The King County Library System will not have to apply for a conditional use permit if it builds a new branch or expands its current one at Ober Park, the county’s Department of Development and Environmental Services (DDES) has stated.
The county agency had said the library system needed to apply for such a permit, which most developers — public or private — don’t like, as it makes the construction timeline longer and adds a degree of uncertainty to the process, said Steve Bottheim, supervisor of the current planning section in DDES’s Land Use Services Division.
But after Islander Martin Koenig wrote a letter to DDES challenging its decision to require such a permit, Bottheim said, DDES staff reviewed their decision and decided he was right.
“It was just a misreading of the code,” Bottheim said. “The code is a complex body of regulations. People looked at it and had an interpretation that’s not consistent with what we’ve been doing. We took it to our internal regulatory review body, … and they collectively agreed that the interpretation we made initially was incorrect.”

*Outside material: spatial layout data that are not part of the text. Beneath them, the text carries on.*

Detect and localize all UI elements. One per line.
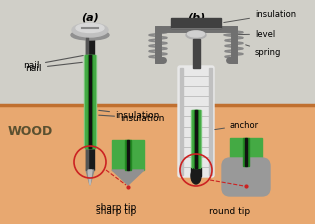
Text: sharp tip: sharp tip [96,207,136,216]
Text: nail: nail [26,62,82,73]
Bar [245,138,247,166]
Text: anchor: anchor [215,121,259,129]
Text: insulation: insulation [99,110,159,119]
Text: level: level [224,30,275,39]
Bar [86,37,94,170]
Text: insulation: insulation [99,114,164,123]
Bar [191,168,201,176]
Bar [194,110,198,168]
Bar [85,55,95,148]
Bar [195,110,197,168]
Bar [230,138,262,166]
Ellipse shape [186,31,206,39]
Bar [0,105,315,224]
Bar [192,39,199,68]
FancyBboxPatch shape [178,66,214,177]
Text: nail: nail [24,56,83,69]
Ellipse shape [72,23,108,37]
Bar [88,55,92,148]
Text: insulation: insulation [224,9,296,23]
Bar [171,18,221,28]
Ellipse shape [191,168,201,184]
Bar [84,55,96,148]
Ellipse shape [187,31,204,37]
FancyBboxPatch shape [222,158,270,196]
Bar [243,138,249,166]
Bar [127,140,129,170]
Bar [191,110,201,168]
Bar [125,140,131,170]
Polygon shape [86,170,94,185]
Text: spring: spring [246,45,281,56]
Polygon shape [88,170,92,185]
Bar [192,110,200,168]
Bar [86,37,88,170]
Text: sharp tip: sharp tip [96,203,136,212]
Bar [209,68,212,175]
Text: round tip: round tip [209,207,250,216]
Ellipse shape [71,30,109,40]
Bar [0,0,315,105]
Text: WOOD: WOOD [8,125,53,138]
Ellipse shape [76,24,104,32]
Bar [89,55,91,148]
Bar [112,140,144,170]
Bar [180,68,183,175]
Text: (b): (b) [187,12,205,22]
Text: (a): (a) [81,12,99,22]
Polygon shape [112,170,144,185]
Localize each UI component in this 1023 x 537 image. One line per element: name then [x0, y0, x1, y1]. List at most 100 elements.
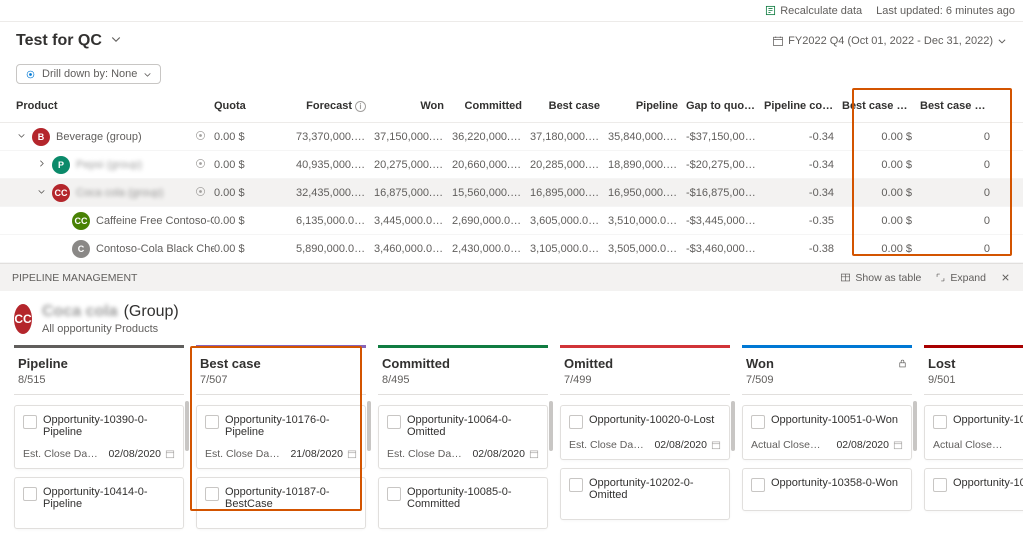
lock-icon [897, 358, 908, 369]
col-product[interactable]: Product [16, 100, 214, 112]
calendar-icon [772, 35, 784, 47]
col-bestdisco[interactable]: Best case disco… [842, 100, 920, 112]
col-pipeline[interactable]: Pipeline [608, 100, 686, 112]
col-bestcase[interactable]: Best case [530, 100, 608, 112]
product-label: Contoso-Cola Black Cherry Vanilla [96, 243, 214, 255]
cell-bestcase: 37,180,000.00 $ [530, 131, 608, 143]
show-as-table-button[interactable]: Show as table [840, 272, 921, 284]
kanban-card[interactable]: Opportunity-10085-0-Committed [378, 477, 548, 529]
cell-committed: 15,560,000.00 $ [452, 187, 530, 199]
chevron-down-icon [110, 32, 122, 50]
card-date: 02/08/2020 [108, 448, 175, 460]
card-date-label: Est. Close Da… [23, 448, 98, 460]
table-row[interactable]: CContoso-Cola Black Cherry Vanilla0.00 $… [0, 235, 1023, 263]
card-date-label: Est. Close Da… [205, 448, 280, 460]
period-selector[interactable]: FY2022 Q4 (Oct 01, 2022 - Dec 31, 2022) [772, 35, 1007, 47]
table-row[interactable]: BBeverage (group)0.00 $73,370,000.00 $37… [0, 123, 1023, 151]
card-date: 02/08/2020 [472, 448, 539, 460]
cell-bestcase: 20,285,000.00 $ [530, 159, 608, 171]
card-icon [933, 415, 947, 429]
cell-cov: -0.35 [764, 215, 842, 227]
page-title: Test for QC [16, 32, 102, 50]
kanban-card[interactable]: Opportunity-10202-0-Omitted [560, 468, 730, 520]
col-gap[interactable]: Gap to quotai [686, 100, 764, 112]
cell-disco: 0.00 $ [842, 243, 920, 255]
table-icon [840, 272, 851, 283]
kanban-card[interactable]: Opportunity-10518- [924, 468, 1023, 511]
kanban-card[interactable]: Opportunity-10176-0-PipelineEst. Close D… [196, 405, 366, 469]
kanban-card[interactable]: Opportunity-10390-0-Pipeline Est. Close D… [14, 405, 184, 469]
info-icon: i [355, 101, 366, 112]
scrollbar[interactable] [913, 401, 917, 451]
cell-quota: 0.00 $ [214, 159, 296, 171]
cell-quota: 0.00 $ [214, 131, 296, 143]
kanban-column: Best case7/507Opportunity-10176-0-Pipeli… [196, 345, 366, 537]
card-icon [751, 478, 765, 492]
chevron-down-icon[interactable] [36, 187, 46, 199]
card-icon [387, 415, 401, 429]
calendar-icon [711, 440, 721, 450]
cell-produ: 0 [920, 159, 998, 171]
top-status-bar: Recalculate data Last updated: 6 minutes… [0, 0, 1023, 22]
kanban-card[interactable]: Opportunity-10358-0-Won [742, 468, 912, 511]
cell-pipeline: 18,890,000.00 $ [608, 159, 686, 171]
kanban-card[interactable]: Opportunity-10020-0-LostEst. Close Da…02… [560, 405, 730, 460]
kanban-card[interactable]: Opportunity-10051-0-WonActual Close…02/0… [742, 405, 912, 460]
kanban-card[interactable]: Opportunity-10187-0-BestCase [196, 477, 366, 529]
kanban-column: Pipeline8/515Opportunity-10390-0-Pipelin… [14, 345, 184, 537]
cell-quota: 0.00 $ [214, 243, 296, 255]
kanban-column: Won7/509Opportunity-10051-0-WonActual Cl… [742, 345, 912, 537]
kanban-card[interactable]: Opportunity-10090-Actual Close…02/08/202 [924, 405, 1023, 460]
column-name: Pipeline [18, 356, 180, 371]
cell-committed: 2,690,000.00 $ [452, 215, 530, 227]
column-name: Won [746, 356, 908, 371]
table-row[interactable]: CCCaffeine Free Contoso-Cola0.00 $6,135,… [0, 207, 1023, 235]
product-avatar: CC [72, 212, 90, 230]
scrollbar[interactable] [731, 401, 735, 451]
cell-won: 3,445,000.00 $ [374, 215, 452, 227]
close-icon [1000, 272, 1011, 283]
scrollbar[interactable] [367, 401, 371, 451]
card-date-label: Est. Close Da… [387, 448, 462, 460]
card-icon [569, 415, 583, 429]
card-title: Opportunity-10390-0-Pipeline [43, 414, 175, 438]
kanban-card[interactable]: Opportunity-10414-0-Pipeline [14, 477, 184, 529]
kanban-board: Pipeline8/515Opportunity-10390-0-Pipelin… [0, 345, 1023, 537]
table-row[interactable]: CCCoca cola (group)0.00 $32,435,000.00 $… [0, 179, 1023, 207]
ai-icon [195, 186, 206, 197]
cell-pipeline: 35,840,000.00 $ [608, 131, 686, 143]
chevron-right-icon[interactable] [36, 159, 46, 171]
drilldown-selector[interactable]: Drill down by: None [16, 64, 161, 84]
close-button[interactable] [1000, 272, 1011, 283]
col-forecast[interactable]: Forecasti [296, 100, 374, 112]
kanban-column: Committed8/495Opportunity-10064-0-Omitte… [378, 345, 548, 537]
chevron-down-icon[interactable] [16, 131, 26, 143]
col-committed[interactable]: Committed [452, 100, 530, 112]
scrollbar[interactable] [185, 401, 189, 451]
col-quota[interactable]: Quota [214, 100, 296, 112]
page-title-dropdown[interactable]: Test for QC [16, 32, 122, 50]
kanban-column: Lost9/501Opportunity-10090-Actual Close…… [924, 345, 1023, 537]
expand-icon [935, 272, 946, 283]
col-coverage[interactable]: Pipeline cove…i [764, 100, 842, 112]
kanban-column: Omitted7/499Opportunity-10020-0-LostEst.… [560, 345, 730, 537]
cell-committed: 36,220,000.00 $ [452, 131, 530, 143]
expand-button[interactable]: Expand [935, 272, 986, 284]
card-date: 02/08/2020 [654, 439, 721, 451]
cell-gap: -$20,275,000.00 [686, 159, 764, 171]
col-won[interactable]: Won [374, 100, 452, 112]
table-row[interactable]: PPepsi (group)0.00 $40,935,000.00 $20,27… [0, 151, 1023, 179]
recalculate-link[interactable]: Recalculate data [765, 5, 862, 17]
info-icon: i [757, 101, 764, 112]
scrollbar[interactable] [549, 401, 553, 451]
card-icon [933, 478, 947, 492]
column-count: 7/507 [200, 374, 362, 386]
pipeline-header-label: PIPELINE MANAGEMENT [12, 272, 137, 284]
col-bestprodu[interactable]: Best case produ… [920, 100, 998, 112]
cell-bestcase: 16,895,000.00 $ [530, 187, 608, 199]
calendar-icon [893, 440, 903, 450]
card-date-label: Est. Close Da… [569, 439, 644, 451]
kanban-card[interactable]: Opportunity-10064-0-OmittedEst. Close Da… [378, 405, 548, 469]
cell-produ: 0 [920, 187, 998, 199]
product-avatar: B [32, 128, 50, 146]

Koenig, who has played a key role in a citizens’ effort to keep the library within the town core, said he was pleased by DDES’s decision. The agency’s requirement that the library system obtain a conditional use permit to remain at its existing site “didn’t make sense to us,” Koenig said.
The library system is considering a move a mile down the road to a building at K2 Commons, the proposed redevelopment of the former ski manufacturing site. The DDES decision, Koenig said, is additional evidence that remaining at Ober Park is not a high-risk proposition, as library officials have sometimes suggested.
“This is not risky,” Koenig said. “K2 is your risky deal.”
Bill Ptacek, who heads the King County Library System, said it’s possible that the DDES decision will mean the library system’s initial cost estimates for building a new or expanded branch at Ober Park could be lowered.
“I think it does reduce it,” he said of the Ober Park costs.
According to the library system’s initial cost estimates, a new building at Ober Park was the most expensive option, while the costs of an expansion of the existing structure or its move to K2 were nearly equal.
Meanwhile, Ptacek said, he believes the five-member board that oversees the library system could make a decision about the future of the Vashon library branch at its May 26 meeting at the Des Moines library.
“I’m hoping the board has enough information to set some more specific direction,” Ptacek said.
“The board still needs to factor in all the things that they know right now and determine which way we should go with it,” he added.